Twisted logarithmic complexes of positively weighted homogeneous divisors

For a rank 1 local system on the complement of a reduced divisor on a complex manifold $X$, its cohomology is calculated by the twisted meromorphic de Rham complex. Assuming the divisor is everywhere positively weighted homogeneous, we study necessary or sufficient conditions for a quasi-isomorphism from its twisted logarithmic subcomplex, called the logarithmic comparison theorem (LCT), by using a stronger version in terms of the associated complex of $D_X$-modules. In case the connection is a pullback by a defining function $f$ of the divisor and the residue is $\alpha$, we prove among others that if LCT holds, the annihilator of $f^{\alpha -1}$ in $D_X$ is generated by first order differential operators and $\alpha -1-j$ is not a root of the Bernstein-Sato polynomial for any positive integer $j$. The converse holds assuming either of the two conditions in case the associated complex of $D_X$-modules is acyclic except for the top degree.
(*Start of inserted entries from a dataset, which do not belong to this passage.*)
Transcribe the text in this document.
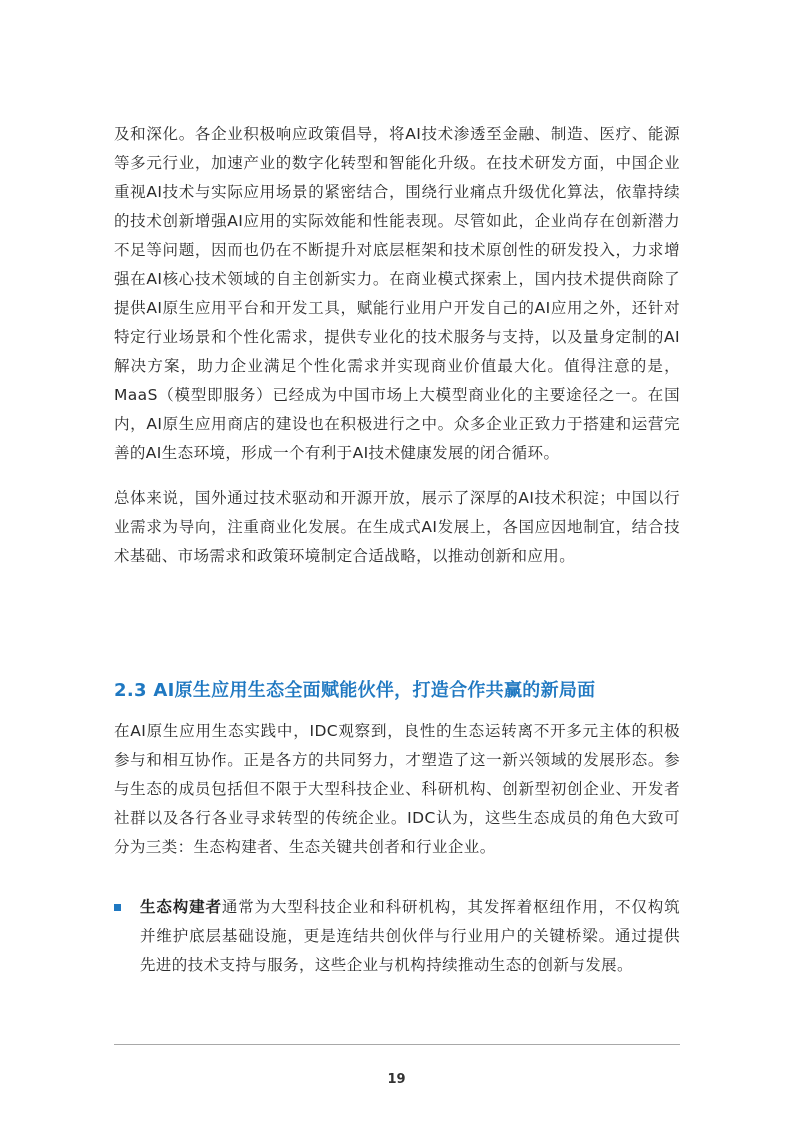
及和深化。各企业积极响应政策倡导，将AI技术渗透至金融、制造、医疗、能源等多元行业，加速产业的数字化转型和智能化升级。在技术研发方面，中国企业重视AI技术与实际应用场景的紧密结合，围绕行业痛点升级优化算法，依靠持续的技术创新增强AI应用的实际效能和性能表现。尽管如此，企业尚存在创新潜力不足等问题，因而也仍在不断提升对底层框架和技术原创性的研发投入，力求增强在AI核心技术领域的自主创新实力。在商业模式探索上，国内技术提供商除了提供AI原生应用平台和开发工具，赋能行业用户开发自己的AI应用之外，还针对特定行业场景和个性化需求，提供专业化的技术服务与支持，以及量身定制的AI解决方案，助力企业满足个性化需求并实现商业价值最大化。值得注意的是，MaaS（模型即服务）已经成为中国市场上大模型商业化的主要途径之一。在国内，AI原生应用商店的建设也在积极进行之中。众多企业正致力于搭建和运营完善的AI生态环境，形成一个有利于AI技术健康发展的闭合循环。

总体来说，国外通过技术驱动和开源开放，展示了深厚的AI技术积淀；中国以行业需求为导向，注重商业化发展。在生成式AI发展上，各国应因地制宜，结合技术基础、市场需求和政策环境制定合适战略，以推动创新和应用。

2.3 AI原生应用生态全面赋能伙伴，打造合作共赢的新局面

在AI原生应用生态实践中，IDC观察到，良性的生态运转离不开多元主体的积极参与和相互协作。正是各方的共同努力，才塑造了这一新兴领域的发展形态。参与生态的成员包括但不限于大型科技企业、科研机构、创新型初创企业、开发者社群以及各行各业寻求转型的传统企业。IDC认为，这些生态成员的角色大致可分为三类：生态构建者、生态关键共创者和行业企业。

生态构建者通常为大型科技企业和科研机构，其发挥着枢纽作用，不仅构筑并维护底层基础设施，更是连结共创伙伴与行业用户的关键桥梁。通过提供先进的技术支持与服务，这些企业与机构持续推动生态的创新与发展。
19
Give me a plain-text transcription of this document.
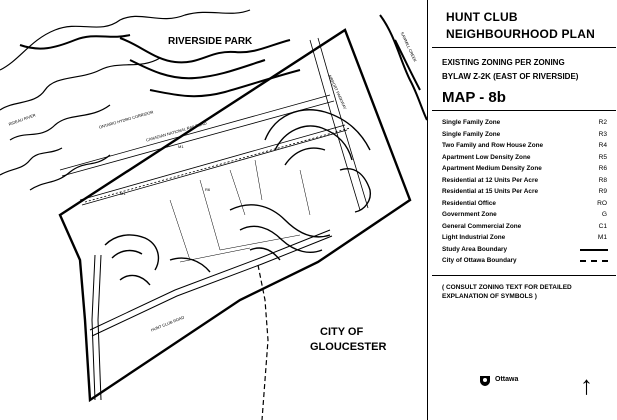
RIVERSIDE PARK
CITY OF
GLOUCESTER
CANADIAN NATIONAL RAILROAD
ONTARIO HYDRO CORRIDOR
AIRPORT PARKWAY
HUNT CLUB ROAD
RIDEAU RIVER
SAWMILL CREEK
M1
M1
R6
HUNT CLUB
NEIGHBOURHOOD PLAN
EXISTING ZONING PER ZONING
BYLAW Z-2K (EAST OF RIVERSIDE)
MAP - 8b
Single Family Zone	R2
Single Family Zone	R3
Two Family and Row House Zone	R4
Apartment Low Density Zone	R5
Apartment Medium Density Zone	R6
Residential at 12 Units Per Acre	R8
Residential at 15 Units Per Acre	R9
Residential Office	RO
Government Zone	G
General Commercial Zone	C1
Light Industrial Zone	M1
Study Area Boundary
City of Ottawa Boundary
( CONSULT ZONING TEXT FOR DETAILED EXPLANATION OF SYMBOLS )
Ottawa ↑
In the case where the local system is constant, the divisor is defined by a homogeneous polynomial, and the associated projective hypersurface has only weighted homogeneous isolated singularities, we show that LCT is equivalent to that $-1$ is the unique integral root of the Bernstein-Sato polynomial. We also give a simple proof of LCT in the hyperplane arrangement case under appropriate assumptions on residues, which is an immediate corollary of higher cohomology vanishing associated with Castelnuovo-Mumford regularity. Here the zero-extension case is also treated.